Sebuah lembaga di Australia bernama Council Single Mothers & Their Children (CSMC) yang dididirikan 20 tahun lalu, merespon dengan baik situasi yang dialami ibu tunggal. Lembaga yang dipimpin oleh Jenny Davidson ini berkomitmen untuk memberdayakan ibu tunggal agar mereka mampu melakukan perubahan akan kehidupannya sendiri. Di Australia (menurut data saat penelitian dilakukan) terdapat 255 ribu atau sekitar 13 persen perempuan menjadi ibu tunggal dengan banyak sebab, baik karena tidak menikah, bercerai, suami meninggal atau sebab lainya. CSMC merupakan Dewan Ibu Tunggal dan Anak-anak mereka yang memberikan dukungan, informasi, dan rujukan terutama melalui Saluran Dukungan Telepon.  Jenny adalah pemimpin berbasis nilai dengan pengalaman enam belas tahun di sektor nirlaba. Jenny telah memegang beragam peran manajemen di organisasi wanita, orang muda, dan kesehatan di Australia, dengan fokus pada hak-hak wanita. Jenny memegang gelar MBA dari Melbourne Business School dan bersemangat tentang pertumbuhan kesetaraan dan menciptakan peluang bagi orang lain untuk berkembang

Beberapa persoalan yang dihadapi ibu tunggal adalah kesulitan keuangan, KDRT, perumahan dan pembiayaan pendidikan anak. Penghasilan ibu tunggal di Australia lebih rendah bila dibanding dengan keluarga utuh. Sebagai perbandingan, dalam dua minggu, ibu tunggal hanya menghasilkan 661 dolar, sementara keluarga utuh sebesar 1844 dolar. Jumlah tersebut tidak mencukupi untuk makan, pendidikan anak dan tempat tinggal yang layak di Australia, sementara tunjangan kemiskinan dari negara belum naik dalam 20 tahun terakhir.
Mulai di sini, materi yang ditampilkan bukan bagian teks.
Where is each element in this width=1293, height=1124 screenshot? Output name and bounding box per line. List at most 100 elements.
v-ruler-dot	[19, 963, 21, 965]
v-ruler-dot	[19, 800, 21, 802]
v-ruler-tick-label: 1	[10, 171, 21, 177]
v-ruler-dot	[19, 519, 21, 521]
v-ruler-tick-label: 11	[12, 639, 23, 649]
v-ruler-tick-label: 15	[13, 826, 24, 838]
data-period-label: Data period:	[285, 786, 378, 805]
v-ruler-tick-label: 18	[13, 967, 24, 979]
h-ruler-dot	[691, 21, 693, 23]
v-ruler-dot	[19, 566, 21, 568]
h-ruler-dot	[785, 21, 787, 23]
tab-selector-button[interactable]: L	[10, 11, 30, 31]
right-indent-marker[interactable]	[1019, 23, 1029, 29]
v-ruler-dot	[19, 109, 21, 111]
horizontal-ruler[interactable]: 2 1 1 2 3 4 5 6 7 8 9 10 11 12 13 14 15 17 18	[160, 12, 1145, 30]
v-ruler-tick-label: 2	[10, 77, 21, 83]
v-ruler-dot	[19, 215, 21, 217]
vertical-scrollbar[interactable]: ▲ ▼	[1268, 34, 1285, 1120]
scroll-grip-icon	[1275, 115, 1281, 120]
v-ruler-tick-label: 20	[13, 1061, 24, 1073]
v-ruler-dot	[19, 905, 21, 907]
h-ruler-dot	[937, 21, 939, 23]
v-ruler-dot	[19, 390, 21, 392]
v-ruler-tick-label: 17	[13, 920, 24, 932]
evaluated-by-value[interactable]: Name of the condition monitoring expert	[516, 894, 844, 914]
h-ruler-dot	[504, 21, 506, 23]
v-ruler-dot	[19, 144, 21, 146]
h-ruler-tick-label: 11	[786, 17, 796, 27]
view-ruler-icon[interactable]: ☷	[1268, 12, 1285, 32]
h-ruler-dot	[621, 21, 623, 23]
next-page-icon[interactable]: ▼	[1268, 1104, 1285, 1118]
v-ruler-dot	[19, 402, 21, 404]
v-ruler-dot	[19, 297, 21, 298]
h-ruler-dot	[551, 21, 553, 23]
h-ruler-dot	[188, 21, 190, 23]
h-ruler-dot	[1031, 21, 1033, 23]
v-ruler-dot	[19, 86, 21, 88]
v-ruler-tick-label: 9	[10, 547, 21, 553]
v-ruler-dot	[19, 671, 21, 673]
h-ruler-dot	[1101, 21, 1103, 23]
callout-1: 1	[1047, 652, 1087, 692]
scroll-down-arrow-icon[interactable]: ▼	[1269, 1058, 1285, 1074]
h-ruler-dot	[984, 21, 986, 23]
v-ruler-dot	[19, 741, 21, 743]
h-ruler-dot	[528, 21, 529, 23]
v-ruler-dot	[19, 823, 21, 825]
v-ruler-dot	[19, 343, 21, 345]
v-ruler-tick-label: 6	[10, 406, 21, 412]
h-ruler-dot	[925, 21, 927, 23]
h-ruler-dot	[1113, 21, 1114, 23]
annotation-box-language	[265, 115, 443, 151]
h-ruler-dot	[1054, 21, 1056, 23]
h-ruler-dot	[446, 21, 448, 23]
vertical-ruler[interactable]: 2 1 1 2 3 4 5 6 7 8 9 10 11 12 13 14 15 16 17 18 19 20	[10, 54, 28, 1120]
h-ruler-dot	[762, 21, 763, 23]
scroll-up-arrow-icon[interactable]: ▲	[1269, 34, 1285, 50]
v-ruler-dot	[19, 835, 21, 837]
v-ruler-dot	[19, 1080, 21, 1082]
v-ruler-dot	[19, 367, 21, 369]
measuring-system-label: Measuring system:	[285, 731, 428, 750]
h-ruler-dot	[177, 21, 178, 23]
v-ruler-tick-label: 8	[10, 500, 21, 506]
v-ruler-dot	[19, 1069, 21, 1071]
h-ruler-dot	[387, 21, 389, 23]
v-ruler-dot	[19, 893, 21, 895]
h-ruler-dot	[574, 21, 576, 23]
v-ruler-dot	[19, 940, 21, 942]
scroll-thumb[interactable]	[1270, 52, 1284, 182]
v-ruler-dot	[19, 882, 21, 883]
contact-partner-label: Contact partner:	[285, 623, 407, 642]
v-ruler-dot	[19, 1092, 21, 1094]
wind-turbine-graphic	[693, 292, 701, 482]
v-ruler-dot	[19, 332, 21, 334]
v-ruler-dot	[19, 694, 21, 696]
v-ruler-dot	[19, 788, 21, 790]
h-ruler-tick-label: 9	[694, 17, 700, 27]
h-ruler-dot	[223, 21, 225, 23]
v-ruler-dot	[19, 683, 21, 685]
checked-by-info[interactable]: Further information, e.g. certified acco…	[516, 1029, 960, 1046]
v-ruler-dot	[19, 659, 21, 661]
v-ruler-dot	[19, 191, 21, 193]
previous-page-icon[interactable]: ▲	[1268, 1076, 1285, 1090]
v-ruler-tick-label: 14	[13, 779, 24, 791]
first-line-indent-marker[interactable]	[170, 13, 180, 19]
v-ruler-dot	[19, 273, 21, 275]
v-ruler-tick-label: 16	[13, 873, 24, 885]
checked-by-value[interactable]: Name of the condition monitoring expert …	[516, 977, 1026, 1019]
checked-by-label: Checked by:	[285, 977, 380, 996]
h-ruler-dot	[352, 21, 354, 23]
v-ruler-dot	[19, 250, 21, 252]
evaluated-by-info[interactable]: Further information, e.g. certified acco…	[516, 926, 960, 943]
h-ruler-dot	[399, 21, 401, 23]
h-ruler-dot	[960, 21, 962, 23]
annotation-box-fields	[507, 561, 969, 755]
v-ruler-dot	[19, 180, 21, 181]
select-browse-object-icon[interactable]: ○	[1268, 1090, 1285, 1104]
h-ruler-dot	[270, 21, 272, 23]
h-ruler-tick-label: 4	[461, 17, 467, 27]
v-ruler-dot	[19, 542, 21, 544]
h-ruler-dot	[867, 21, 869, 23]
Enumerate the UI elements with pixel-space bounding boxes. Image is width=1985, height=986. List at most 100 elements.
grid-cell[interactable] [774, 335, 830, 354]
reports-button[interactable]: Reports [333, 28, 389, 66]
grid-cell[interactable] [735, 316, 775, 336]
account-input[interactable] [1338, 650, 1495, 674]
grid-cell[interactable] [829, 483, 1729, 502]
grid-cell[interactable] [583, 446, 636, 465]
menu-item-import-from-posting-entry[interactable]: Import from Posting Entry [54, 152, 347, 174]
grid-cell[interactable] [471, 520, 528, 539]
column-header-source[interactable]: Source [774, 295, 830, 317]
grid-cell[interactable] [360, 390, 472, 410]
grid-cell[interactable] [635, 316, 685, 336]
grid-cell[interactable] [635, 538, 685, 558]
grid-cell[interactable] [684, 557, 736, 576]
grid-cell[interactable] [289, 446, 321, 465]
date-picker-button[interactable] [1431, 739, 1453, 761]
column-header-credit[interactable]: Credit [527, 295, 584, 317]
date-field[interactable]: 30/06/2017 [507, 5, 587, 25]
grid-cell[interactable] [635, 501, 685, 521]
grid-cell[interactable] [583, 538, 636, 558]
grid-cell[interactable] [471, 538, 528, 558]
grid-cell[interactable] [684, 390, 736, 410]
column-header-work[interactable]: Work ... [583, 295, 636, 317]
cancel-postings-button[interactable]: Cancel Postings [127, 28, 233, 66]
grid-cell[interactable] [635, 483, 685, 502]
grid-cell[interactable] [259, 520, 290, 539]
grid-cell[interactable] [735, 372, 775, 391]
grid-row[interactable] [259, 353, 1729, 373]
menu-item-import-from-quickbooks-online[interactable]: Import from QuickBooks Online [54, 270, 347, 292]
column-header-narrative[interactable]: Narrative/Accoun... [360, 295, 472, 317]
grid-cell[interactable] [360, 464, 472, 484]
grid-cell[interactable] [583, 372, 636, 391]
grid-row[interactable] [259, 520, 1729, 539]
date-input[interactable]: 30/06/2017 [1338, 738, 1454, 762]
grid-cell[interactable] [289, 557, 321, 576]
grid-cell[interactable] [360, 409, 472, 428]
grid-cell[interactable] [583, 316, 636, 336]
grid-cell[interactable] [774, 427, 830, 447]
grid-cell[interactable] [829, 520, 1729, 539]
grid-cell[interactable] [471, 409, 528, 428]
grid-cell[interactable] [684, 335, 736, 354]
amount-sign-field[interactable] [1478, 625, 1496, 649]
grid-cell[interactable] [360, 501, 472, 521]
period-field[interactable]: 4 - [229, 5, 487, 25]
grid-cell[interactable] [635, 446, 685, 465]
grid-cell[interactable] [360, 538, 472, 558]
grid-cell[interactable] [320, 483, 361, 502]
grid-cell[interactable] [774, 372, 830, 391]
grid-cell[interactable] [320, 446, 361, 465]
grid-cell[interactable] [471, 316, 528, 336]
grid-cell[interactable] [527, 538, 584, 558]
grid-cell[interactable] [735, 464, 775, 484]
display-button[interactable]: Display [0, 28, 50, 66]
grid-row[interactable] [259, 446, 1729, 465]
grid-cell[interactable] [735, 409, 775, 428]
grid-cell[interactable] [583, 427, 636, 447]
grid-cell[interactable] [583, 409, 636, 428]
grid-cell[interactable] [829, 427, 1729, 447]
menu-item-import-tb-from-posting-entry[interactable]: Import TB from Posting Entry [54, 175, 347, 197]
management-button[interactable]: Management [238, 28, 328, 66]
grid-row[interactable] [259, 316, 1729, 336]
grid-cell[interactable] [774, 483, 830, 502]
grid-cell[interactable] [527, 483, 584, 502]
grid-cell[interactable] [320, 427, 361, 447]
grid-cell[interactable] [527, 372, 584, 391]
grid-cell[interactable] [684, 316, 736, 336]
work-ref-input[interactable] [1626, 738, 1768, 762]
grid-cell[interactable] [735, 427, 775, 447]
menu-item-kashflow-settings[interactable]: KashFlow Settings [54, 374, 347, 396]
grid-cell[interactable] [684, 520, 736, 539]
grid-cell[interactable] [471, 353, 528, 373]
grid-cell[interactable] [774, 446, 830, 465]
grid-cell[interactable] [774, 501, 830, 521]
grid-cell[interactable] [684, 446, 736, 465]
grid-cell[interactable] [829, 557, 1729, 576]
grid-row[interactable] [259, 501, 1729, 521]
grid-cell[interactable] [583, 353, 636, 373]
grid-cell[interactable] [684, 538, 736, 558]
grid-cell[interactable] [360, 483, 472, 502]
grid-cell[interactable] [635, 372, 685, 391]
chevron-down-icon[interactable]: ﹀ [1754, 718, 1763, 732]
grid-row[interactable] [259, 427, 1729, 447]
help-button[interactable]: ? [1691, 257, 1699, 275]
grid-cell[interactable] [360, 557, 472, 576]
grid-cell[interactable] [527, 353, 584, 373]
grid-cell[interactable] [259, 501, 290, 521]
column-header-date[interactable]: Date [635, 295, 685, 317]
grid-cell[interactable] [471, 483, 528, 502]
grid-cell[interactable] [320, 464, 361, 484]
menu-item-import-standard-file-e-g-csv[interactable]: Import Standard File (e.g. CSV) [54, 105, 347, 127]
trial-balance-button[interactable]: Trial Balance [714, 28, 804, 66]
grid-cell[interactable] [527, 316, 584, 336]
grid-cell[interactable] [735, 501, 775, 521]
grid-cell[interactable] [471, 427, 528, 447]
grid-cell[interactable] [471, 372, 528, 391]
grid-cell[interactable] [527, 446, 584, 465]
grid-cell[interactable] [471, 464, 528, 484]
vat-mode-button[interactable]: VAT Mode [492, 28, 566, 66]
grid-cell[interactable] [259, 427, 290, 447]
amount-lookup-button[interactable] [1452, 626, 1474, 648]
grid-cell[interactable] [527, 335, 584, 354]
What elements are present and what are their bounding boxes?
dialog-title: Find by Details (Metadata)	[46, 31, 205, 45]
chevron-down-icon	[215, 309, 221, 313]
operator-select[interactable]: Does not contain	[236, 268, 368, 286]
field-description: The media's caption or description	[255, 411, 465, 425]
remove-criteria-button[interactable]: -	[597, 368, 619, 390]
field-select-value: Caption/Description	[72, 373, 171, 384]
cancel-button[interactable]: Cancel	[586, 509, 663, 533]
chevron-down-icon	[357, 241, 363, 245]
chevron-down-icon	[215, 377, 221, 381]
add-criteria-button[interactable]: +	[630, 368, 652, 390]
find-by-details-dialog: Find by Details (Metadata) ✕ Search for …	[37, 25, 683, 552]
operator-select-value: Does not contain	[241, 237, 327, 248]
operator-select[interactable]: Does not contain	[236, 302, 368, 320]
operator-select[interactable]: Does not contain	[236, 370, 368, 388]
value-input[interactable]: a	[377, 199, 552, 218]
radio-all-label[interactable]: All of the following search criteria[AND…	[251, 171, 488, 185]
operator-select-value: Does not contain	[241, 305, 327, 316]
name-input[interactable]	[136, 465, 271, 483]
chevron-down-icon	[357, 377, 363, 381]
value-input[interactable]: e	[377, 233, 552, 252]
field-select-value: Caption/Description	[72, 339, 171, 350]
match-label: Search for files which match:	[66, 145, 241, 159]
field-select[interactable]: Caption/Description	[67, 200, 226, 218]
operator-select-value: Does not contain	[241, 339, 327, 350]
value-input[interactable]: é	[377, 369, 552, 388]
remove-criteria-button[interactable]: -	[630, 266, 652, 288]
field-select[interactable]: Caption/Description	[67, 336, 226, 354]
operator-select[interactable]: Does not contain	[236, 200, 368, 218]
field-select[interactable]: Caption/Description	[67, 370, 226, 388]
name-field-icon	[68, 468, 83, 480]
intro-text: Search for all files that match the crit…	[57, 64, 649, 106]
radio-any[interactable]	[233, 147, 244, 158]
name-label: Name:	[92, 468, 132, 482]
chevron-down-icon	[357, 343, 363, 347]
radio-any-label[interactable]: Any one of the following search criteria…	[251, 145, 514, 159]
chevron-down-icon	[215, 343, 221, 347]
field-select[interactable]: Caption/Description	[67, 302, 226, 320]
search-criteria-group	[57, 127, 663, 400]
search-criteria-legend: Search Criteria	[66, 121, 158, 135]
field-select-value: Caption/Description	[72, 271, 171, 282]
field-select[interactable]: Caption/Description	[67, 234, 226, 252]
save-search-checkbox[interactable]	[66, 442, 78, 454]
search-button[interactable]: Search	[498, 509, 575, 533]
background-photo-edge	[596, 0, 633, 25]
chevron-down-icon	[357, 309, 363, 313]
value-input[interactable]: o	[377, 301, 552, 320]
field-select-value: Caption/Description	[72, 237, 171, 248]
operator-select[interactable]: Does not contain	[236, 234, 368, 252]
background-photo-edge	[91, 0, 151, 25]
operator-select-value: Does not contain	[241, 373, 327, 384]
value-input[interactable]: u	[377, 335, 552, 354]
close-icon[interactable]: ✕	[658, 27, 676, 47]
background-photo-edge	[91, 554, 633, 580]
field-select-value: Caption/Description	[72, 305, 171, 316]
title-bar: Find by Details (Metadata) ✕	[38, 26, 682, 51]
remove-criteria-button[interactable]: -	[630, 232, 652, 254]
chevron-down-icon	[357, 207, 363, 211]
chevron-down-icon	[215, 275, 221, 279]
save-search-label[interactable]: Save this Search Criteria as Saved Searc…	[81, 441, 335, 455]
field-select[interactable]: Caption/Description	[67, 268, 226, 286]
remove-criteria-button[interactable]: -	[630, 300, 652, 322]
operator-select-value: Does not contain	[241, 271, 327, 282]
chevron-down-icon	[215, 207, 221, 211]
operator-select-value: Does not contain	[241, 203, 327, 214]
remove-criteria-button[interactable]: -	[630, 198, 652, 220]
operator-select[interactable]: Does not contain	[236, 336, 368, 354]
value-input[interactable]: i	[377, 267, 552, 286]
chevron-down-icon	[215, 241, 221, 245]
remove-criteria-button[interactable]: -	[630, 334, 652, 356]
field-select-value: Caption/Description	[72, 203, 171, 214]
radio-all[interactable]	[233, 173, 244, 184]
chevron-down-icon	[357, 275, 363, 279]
CSMC memberikan informasi mengenai hasil penelitian, perkembangan ekonomi, pendidikan anak melalui brosur, leaflet, bulletin dan media online dalam lima Bahasa untuk memastikan informasi tersebut bisa dibaca oleh semua ibu tunggal, terutama perempuan imigran yang tidak mampu berbahasa Inggris dengan baik. Meskipun selalu mendampingi kehidupan ibu tunggal, ada juga masalah yang terus menerus dihadapi perempuan dalam membesarkan anak.

Beberapa tahun lalu, di Australia, jika terjadi KDRT, polisi hanya menganggap sebagai masalah rumah tangga, tidak peduli seberapa parah luka fisik dan psikis yang dialami oleh perempuan. Begitu pula yang dilakukan oleh media, perempuan selalu berada dalam posisi yang dirugikan. Apalagi jika perempuan yang menjadi korban tersebut tidak memiliki cukup kemampuan untuk berbicara dengan polisi maupun media. Menghadapi situasi demikian, sebuah lembaga bernama Domestic Violence Victoria yang dipimpin oleh Fiona McCormack, melakukan penguatan kemampuan perempuan dalam berbicara dengan media agar bisa memastikan kasus yang mereka hadapi adalah isu penting. Hal ini mendesak dilakukan karena sebenarnya media bisa menjadi alat edukasi kepada masyarakat guna  meningkatkan kepedulian pada kasus-kasus KDRT. Sehingga sangat penting mendidik media agar menyampaikan fakta dengan benar dan berpihak pada kepentingan perempuan. Lembaga ini juga berusaha memastikan media mudah mengakses informasi KDRT untuk menjadi bahan pemberitaan mereka. Lembaga ini sekaligus memiliki jaringan ahli yang mampu menjelaskan kasus KDRT dari berbagai sudut pandang.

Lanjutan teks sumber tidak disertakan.